Il linguaggio può esprimere una profonda creatività, può essere un canale per liberare energie e mettere a fuoco delle emozioni e creare un ponte con sé e con l’altro. La comunicazione terapeutica è una forma potente di cambiamento che si verifica quando in presenza dell’altro diveniamo ciò che siamo lasciando la pretesa egoica di inseguire un ideale di perfezione o una immagine di sé contaminata dalle pretese altrui.

 

6- Il centro della fronte, del terzo occhio, il segmento oculare, l’Ajna, è correlato allo stato della luce, della visione chiara, dell’intuizione, per orientare l’azione verso ciò che è giusto e rispettoso per sé e per gli altri.

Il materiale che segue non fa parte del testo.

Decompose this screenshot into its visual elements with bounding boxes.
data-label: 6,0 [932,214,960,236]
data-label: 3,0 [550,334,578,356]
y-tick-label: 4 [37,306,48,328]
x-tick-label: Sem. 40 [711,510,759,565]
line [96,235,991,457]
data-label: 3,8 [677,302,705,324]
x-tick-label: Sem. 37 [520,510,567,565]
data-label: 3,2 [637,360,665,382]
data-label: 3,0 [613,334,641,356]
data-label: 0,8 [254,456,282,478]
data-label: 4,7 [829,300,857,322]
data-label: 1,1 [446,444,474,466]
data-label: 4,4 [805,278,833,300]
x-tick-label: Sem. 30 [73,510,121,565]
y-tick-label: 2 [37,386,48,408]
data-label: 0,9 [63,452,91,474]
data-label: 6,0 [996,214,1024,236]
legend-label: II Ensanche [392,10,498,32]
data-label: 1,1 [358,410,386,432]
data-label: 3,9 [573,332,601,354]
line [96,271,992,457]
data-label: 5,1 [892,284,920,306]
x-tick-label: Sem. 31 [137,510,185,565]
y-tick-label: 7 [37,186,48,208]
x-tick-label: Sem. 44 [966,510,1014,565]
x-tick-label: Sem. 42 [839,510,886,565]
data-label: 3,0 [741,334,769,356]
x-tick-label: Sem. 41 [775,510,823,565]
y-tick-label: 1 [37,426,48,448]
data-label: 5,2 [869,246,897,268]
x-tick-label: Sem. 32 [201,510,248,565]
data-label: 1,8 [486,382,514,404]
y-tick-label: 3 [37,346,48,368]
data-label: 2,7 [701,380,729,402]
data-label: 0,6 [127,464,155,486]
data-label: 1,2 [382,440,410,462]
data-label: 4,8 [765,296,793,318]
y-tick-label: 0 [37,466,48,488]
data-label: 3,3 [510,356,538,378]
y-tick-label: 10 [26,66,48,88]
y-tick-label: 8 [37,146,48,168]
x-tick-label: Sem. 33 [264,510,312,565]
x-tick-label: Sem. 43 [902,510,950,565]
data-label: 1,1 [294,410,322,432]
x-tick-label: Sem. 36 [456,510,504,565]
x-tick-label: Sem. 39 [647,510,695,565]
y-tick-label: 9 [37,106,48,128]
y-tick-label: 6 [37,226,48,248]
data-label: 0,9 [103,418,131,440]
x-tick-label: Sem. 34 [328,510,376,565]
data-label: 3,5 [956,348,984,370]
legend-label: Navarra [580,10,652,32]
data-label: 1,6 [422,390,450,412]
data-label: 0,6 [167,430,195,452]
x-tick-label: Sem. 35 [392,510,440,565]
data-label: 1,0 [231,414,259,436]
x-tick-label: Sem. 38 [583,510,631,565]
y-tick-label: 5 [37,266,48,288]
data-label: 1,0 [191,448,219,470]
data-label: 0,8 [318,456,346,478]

E’ connesso alla ghiandola pituitaria e presiede il funzionamento del sistema nervoso, della parte inferiore del cervello, del naso, delle orecchie e dell’occhio sinistro. Questo centro coglie l’interconnessione tra l’Io, gli altri, e il macrocosmo e riconcilia l’intuizione femminile, lunare dell’emisfero destro con la razionalità maschile, solare dell’emisfero sinistro. Un disequilibrio produce immagini ossessive e un restringimento di visione della realtà, insonnia o ipersonnia, confusione mentale. Lo schizofrenico si sente posseduto, invaso da pensieri e immagini che non gli appartengono e che sono incontrollabili (deliri e allucinazioni).

 

7- Infine l’ultimo centro è quello della corona, il segmento oculare, il sahasrara, correlato alla sommità del capo. Esprime la coscienza, il contatto più diretto con lo spirito divino, la connessione cosmica più pura. Consente una conoscenza diretta e un risveglio completo. La ghiandola pineale presiede questo centro e le funzioni della parte superiore del cervello e dell’occhio destro. Lo squilibrio induce pensieri ossessivi, assenza di ispirazione artistica e creativa, vittimismo, esaltazione mistica e depressione esistenziale. La possibilità è di conciliare l’esistenza animica con la vacuità della morte. Questo centro ci connette con la natura che ci circonda e con i ritmi universali di cui facciamo parte.

In terapia è essenziale creare la possibilità nel paziente di rendere profonda la respirazione, allungando la durata delle fasi grazie alla mobilità del diaframma (che come anello muscolare si alza e si abbassa senza difficoltà) favorendo un buon contatto emotivo.